Soledad
(VIII).
Hora punta
en un vagón de metro abarrotado. Algarabía de voces y gritos, empujones
discretos y algún manoseo de viejo verde
putrefacto...una babel de hablas y razas, de actitudes y formas, de sonido y
olores. Imposible no sentirse un tanto agredido por esa exultante proximidad de
gente ajena, desconocida, cada uno con su cruz a cuesta y su destino diferente.
Unos pocos, los menos, leyendo un libro que, aun no sé porque, normalmente lo
llevan forrado para que no se vea el titulo, para que nadie se entere que leen.

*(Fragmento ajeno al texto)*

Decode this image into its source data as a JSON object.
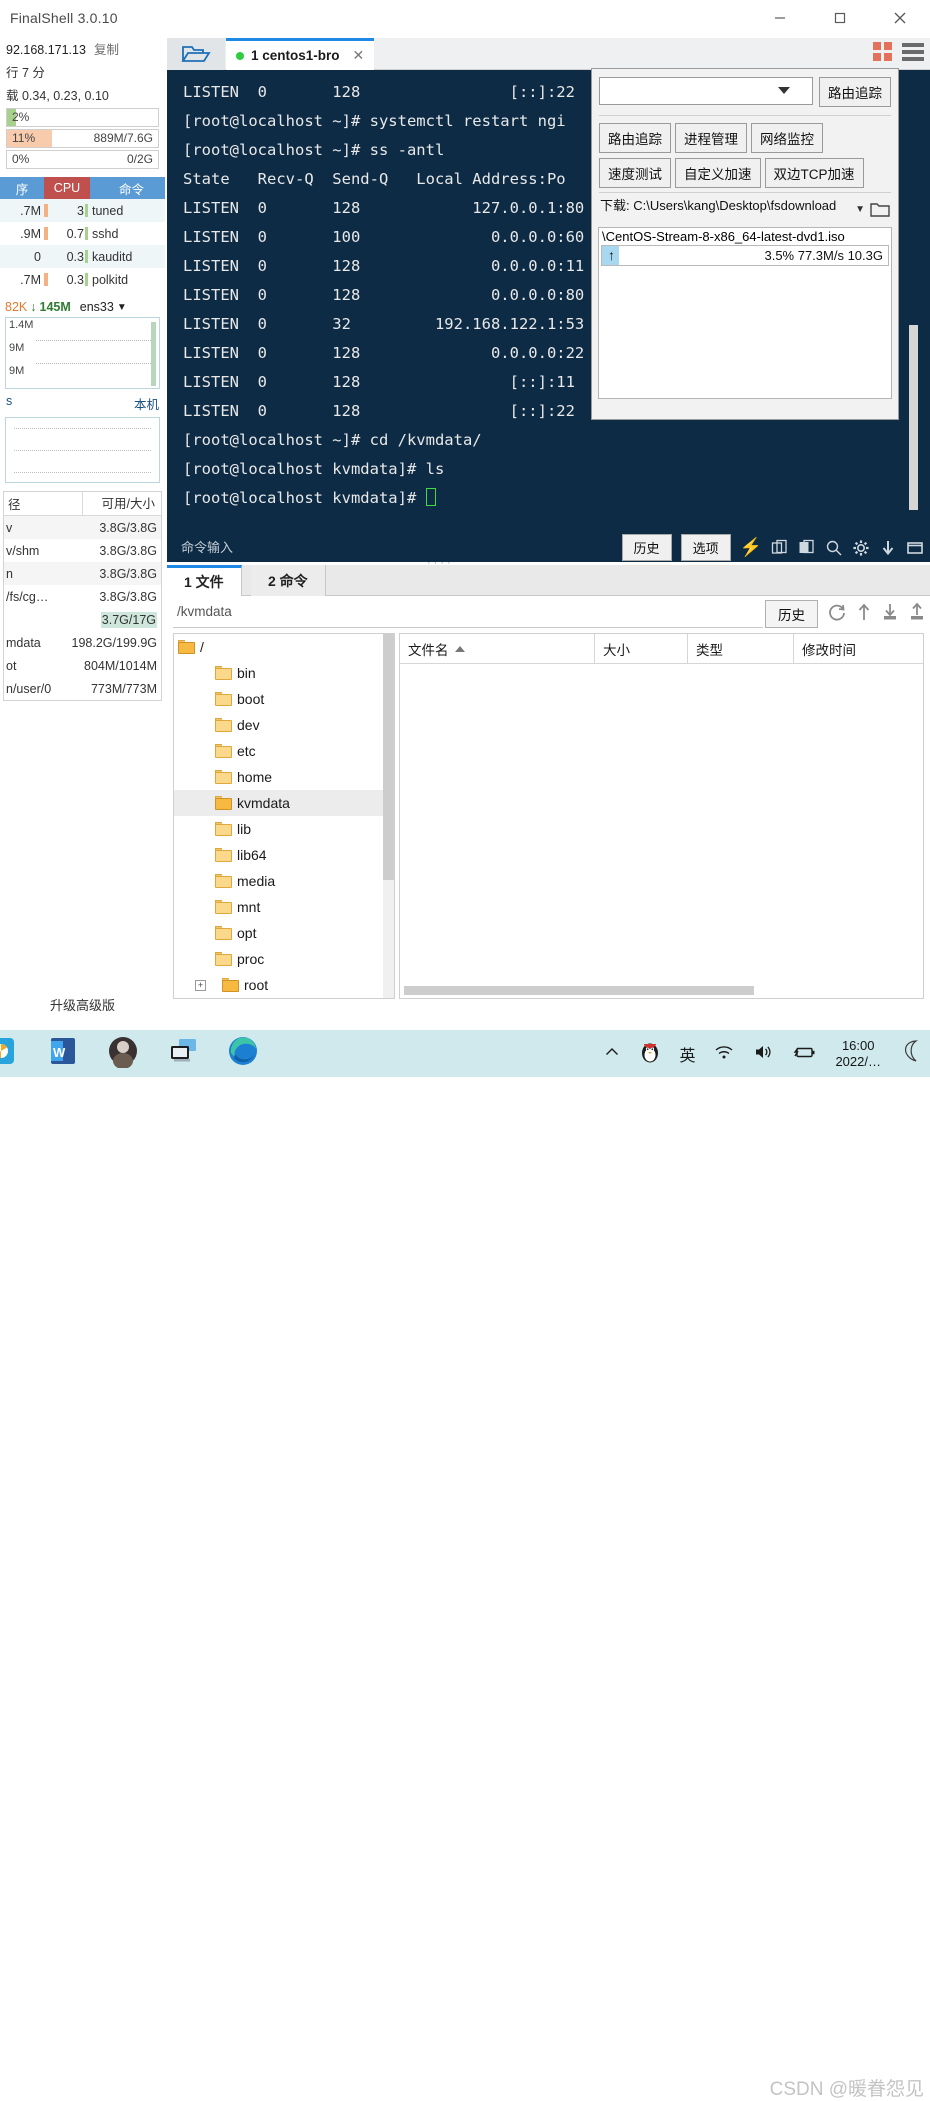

Otros, los más jóvenes con cara de sueño van repasando lecciones que dejaron de
lado en unos tiempos que dedicaron a
otras cosas como guasapear o a jugar con la maquinita matando zombis
(nosotros, en nuestros viejos tiempos, matábamos marcianitos). Los mas con su
móviles a cuestas moviendo los dedos para escribir en un teclado misérrimo y a
unas velocidades inhumanas mientras, de vez en cuando, se les escapa una
sonrisa tonta; me acordaba yo de mi madre, que en paz descanse, aquello de los
locos que se ríen solos...y unos poquitos, solo unos poquitos, sentados en su
asientos, duermen...confío en que se despierten antes de que tren arranque en
su bajada.
Un vagón de
metro como siempre con unas personas de siempre, a las horas de siempre de todos
los días...
Allí estaba
yo, medio adormilado, con un codo puntiagudo en mi espalda, un bolso asesino
golpeándome el vientre, tratando de no caerme encima de la señora de enfrente y
agarrándome como podía en una barra lejana.
Y de pronto
la vi...ajena a todo, en una esquina de la puerta de salida, con la mirada
perdida en un punto alto y lejano, como mas allá de Marte y Júpiter y Pluton...joven,
bonita, delgada, altura estándar, con un rostro dulce de Madonna gótica, ojos
de tierra húmeda, un bolso negro colgaba de su hombro izquierdo, ajena a este
prosaico mundo, huida de todo lo que la rodeaba.
Mientras la
miraba, un segundo apenas, que es de mala educación mirar fijamente a la gente
mucho rato, un grueso lagrimón le cayó por su mejilla. Ni se inmuto, siguió tal
cual, en su mundo de dolor y soledad. A esa primera lagrima le fueron
sucediendo otras...le alargue con cierta vergüenza mi paquete de pañuelitos de
papel (eché de menos el pañuelo de tela blanco e inmaculado que normalmente
llevo encima pero que este catarro de semanas hace necesario el uso de los de
papel). La cría se bajo de sus nubes solo una centésima de segundo, miro el
paquete y me hizo un gesto de que no al tiempo que del otro ojo una nueva riada
de lagrimas empezaban a caer...negó con la cabeza y con la manga de la chaqueta
se limpio la cara.
El tren paro
y se abrieron las puertas. Salimos. Ella quedo allí, en su rincón, en su
soledad y sus penas.
Espero y
ruego que sea feliz, que sus penas sean como la espuma del mar, ligeras y que
difuminan pronto. El tiempo todo lo cura y los temores de joven se ven casi
ridículos ya a nuestra provecta edad.